US ruling highlights potential gaps in general insurance cover for cyber risks, says expert

Out-Law News | 19 May 2015 | 4:32 pm | 2 min. read

A ruling by a US court has highlighted why businesses should not rely on general insurance policies to provide cover for cyber risks, an expert has said.

Cyber liability specialist Ian Birdsey of Pinsent Masons, the law firm behind Out-Law.com, said the ruling showed businesses should take out specific cyber insurance policies if they want to reduce their exposure to cyber risks.

The dispute ruled on by a district court in Utah concerned whether an insurer was under a duty to defend legal claims brought against data processing businesses it provided insurance cover to.

A gym company had claimed the data processors had breached an agreement it had with them over the processing of gym members' account information, among other complaints it had raised.

The data processors argued that the terms of its insurance policy with their insurer meant that the insurer was under a duty to defend the claims brought against them on their behalf. The processors said that the insurers' duty to defend was triggered because the gym company had raised issue with data processing problems that concerned "an error, omission or negligent act relating to the holding, transferring or storing of data".

The insurer had a duty to defend such claims brought against the data processors under the terms of their insurance policy. However, the Utah court determined that the gym company's complaint had not concerned an error, omission or negligent act relating to data processing and that the insurer was therefore not obliged to take up defence of the claims under the insurance policy it provided for the data processing companies.

Birdsey said that although the case did not specifically relate to the issue of cyber risk and insurance, there were lessons businesses could draw from the ruling about the gaps in coverage they could face if seeking to protect themselves from cyber risk through general insurance policies.

"The case highlights the value of standalone cyber insurance coverage," Birdsey said. "If insured businesses rely on more general insurance policies to provide them with cover against cyber risks then there is the potential that they could be left exposed to those risks because of the gaps often found in those general policies. This was the case in the dispute before the court in Utah where the data processors tried to rely on a technology errors and omissions policy to pass on legal risk to their insurer."

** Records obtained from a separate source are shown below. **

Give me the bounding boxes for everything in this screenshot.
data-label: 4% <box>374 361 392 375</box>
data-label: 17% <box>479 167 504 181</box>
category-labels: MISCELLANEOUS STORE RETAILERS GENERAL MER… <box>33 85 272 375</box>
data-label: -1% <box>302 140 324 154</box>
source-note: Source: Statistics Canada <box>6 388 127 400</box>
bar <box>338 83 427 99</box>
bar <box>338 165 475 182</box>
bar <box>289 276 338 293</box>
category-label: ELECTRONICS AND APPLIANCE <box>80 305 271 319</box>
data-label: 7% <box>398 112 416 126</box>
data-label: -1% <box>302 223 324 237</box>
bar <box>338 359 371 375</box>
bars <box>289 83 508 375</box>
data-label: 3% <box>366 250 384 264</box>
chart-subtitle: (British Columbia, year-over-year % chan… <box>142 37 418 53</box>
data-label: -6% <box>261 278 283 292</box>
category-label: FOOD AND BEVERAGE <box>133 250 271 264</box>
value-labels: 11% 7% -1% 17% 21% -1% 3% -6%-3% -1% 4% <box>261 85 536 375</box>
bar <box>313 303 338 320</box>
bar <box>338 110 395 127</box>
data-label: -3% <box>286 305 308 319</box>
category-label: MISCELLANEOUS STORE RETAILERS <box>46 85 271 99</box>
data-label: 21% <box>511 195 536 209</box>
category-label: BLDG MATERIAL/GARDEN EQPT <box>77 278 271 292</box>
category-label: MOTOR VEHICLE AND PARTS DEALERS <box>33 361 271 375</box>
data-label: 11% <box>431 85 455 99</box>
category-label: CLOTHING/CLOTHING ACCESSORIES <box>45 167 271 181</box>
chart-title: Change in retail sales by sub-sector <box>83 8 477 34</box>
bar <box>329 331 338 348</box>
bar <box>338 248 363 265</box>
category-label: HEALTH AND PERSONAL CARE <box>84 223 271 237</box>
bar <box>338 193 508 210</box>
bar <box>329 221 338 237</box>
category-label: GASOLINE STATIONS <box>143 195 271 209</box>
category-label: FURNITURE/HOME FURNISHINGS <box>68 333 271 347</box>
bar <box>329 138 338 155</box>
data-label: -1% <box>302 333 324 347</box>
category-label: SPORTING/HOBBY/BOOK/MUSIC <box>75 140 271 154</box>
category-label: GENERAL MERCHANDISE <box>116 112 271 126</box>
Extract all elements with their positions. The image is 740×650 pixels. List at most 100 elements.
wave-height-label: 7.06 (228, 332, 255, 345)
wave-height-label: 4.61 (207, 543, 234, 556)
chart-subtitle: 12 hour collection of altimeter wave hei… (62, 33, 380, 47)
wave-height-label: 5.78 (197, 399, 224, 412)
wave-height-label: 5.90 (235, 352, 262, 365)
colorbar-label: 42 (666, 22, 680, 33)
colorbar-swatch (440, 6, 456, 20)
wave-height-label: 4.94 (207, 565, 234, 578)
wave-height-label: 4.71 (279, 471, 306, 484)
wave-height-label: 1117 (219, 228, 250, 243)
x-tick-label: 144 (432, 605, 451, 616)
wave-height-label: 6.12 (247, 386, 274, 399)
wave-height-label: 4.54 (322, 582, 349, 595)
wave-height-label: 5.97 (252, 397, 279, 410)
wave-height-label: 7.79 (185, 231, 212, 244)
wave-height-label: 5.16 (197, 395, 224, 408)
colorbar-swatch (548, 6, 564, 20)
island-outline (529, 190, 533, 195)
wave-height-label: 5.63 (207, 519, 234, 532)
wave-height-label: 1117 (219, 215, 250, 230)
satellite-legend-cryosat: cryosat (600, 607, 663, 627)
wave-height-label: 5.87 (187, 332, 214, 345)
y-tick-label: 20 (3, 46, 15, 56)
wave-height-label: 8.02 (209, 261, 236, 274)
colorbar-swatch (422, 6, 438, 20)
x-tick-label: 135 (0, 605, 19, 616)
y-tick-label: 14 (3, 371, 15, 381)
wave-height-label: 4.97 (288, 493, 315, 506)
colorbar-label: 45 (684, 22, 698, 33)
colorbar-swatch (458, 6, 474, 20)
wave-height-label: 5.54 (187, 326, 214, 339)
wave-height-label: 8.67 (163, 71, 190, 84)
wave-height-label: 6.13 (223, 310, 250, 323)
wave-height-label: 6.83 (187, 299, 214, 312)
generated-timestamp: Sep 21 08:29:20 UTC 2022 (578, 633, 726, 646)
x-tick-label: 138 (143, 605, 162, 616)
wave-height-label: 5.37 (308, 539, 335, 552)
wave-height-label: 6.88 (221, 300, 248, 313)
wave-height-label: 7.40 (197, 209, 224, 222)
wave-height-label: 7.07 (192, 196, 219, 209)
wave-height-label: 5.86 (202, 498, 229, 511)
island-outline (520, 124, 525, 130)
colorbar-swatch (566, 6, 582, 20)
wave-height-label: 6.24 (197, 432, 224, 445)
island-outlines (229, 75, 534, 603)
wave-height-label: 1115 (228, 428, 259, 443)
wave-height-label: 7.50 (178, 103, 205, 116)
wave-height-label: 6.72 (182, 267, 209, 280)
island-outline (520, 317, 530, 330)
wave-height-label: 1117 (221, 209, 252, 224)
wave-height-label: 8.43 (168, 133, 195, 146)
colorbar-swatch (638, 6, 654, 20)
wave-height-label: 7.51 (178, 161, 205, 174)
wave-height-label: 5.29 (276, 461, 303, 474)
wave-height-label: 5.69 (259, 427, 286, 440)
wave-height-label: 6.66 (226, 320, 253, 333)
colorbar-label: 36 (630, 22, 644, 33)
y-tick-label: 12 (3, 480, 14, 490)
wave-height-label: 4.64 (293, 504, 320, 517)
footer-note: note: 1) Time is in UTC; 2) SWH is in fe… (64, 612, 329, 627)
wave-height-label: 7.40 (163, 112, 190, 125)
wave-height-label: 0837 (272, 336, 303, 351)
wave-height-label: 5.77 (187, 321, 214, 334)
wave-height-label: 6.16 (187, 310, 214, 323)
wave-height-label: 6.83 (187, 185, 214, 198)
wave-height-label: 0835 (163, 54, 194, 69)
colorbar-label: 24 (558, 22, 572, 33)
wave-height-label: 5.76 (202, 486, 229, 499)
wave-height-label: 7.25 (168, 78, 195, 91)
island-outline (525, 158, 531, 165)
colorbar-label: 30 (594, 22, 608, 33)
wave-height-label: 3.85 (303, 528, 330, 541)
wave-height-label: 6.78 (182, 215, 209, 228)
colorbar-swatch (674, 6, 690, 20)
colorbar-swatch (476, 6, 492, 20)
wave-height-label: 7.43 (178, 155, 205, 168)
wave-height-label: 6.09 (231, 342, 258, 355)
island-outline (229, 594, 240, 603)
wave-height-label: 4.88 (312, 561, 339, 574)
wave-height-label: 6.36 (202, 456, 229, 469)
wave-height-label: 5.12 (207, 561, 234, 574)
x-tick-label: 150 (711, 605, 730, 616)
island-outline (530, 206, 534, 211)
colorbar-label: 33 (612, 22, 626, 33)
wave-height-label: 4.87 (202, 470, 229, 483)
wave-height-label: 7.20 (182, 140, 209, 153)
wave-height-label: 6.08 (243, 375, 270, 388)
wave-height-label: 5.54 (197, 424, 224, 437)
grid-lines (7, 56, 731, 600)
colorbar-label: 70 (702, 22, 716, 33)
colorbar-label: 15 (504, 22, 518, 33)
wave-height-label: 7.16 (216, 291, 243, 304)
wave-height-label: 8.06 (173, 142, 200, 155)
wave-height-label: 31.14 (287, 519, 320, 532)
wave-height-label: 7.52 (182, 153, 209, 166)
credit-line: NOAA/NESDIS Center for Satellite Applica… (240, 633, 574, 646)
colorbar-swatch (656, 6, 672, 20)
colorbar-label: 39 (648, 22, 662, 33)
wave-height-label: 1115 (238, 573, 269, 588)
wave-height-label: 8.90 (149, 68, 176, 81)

Birdsey said that we can expect similar disputes about the precise coverage of general insurance policies to arise in the UK as cyber risk to businesses continues to grow and if companies persist with relying on general insurance cover for that risk.

"We can expect to see similar disputes in the UK with businesses seeking to shoehorn cyber exposures into other more general insurance policies until dedicated cyber insurance is taken out as separate cover by most companies, particularly IT suppliers," Birdsey said. "More broadly, the Utah ruling might cause insurers to reconsider whether to write policies on a ‘duty to defend’ basis or revert back to favouring the more traditional 'duty to pay' approach in their insurance contracts, or indeed whether a hybrid approach where the insurer has the right but not the obligation to defend claims is more suitable."

Birdsey said that cyber risks are growing for businesses, especially with increasing outsourcing of data processing and storage to a cloud environment, and underwriters remain concerned about aggregation risks.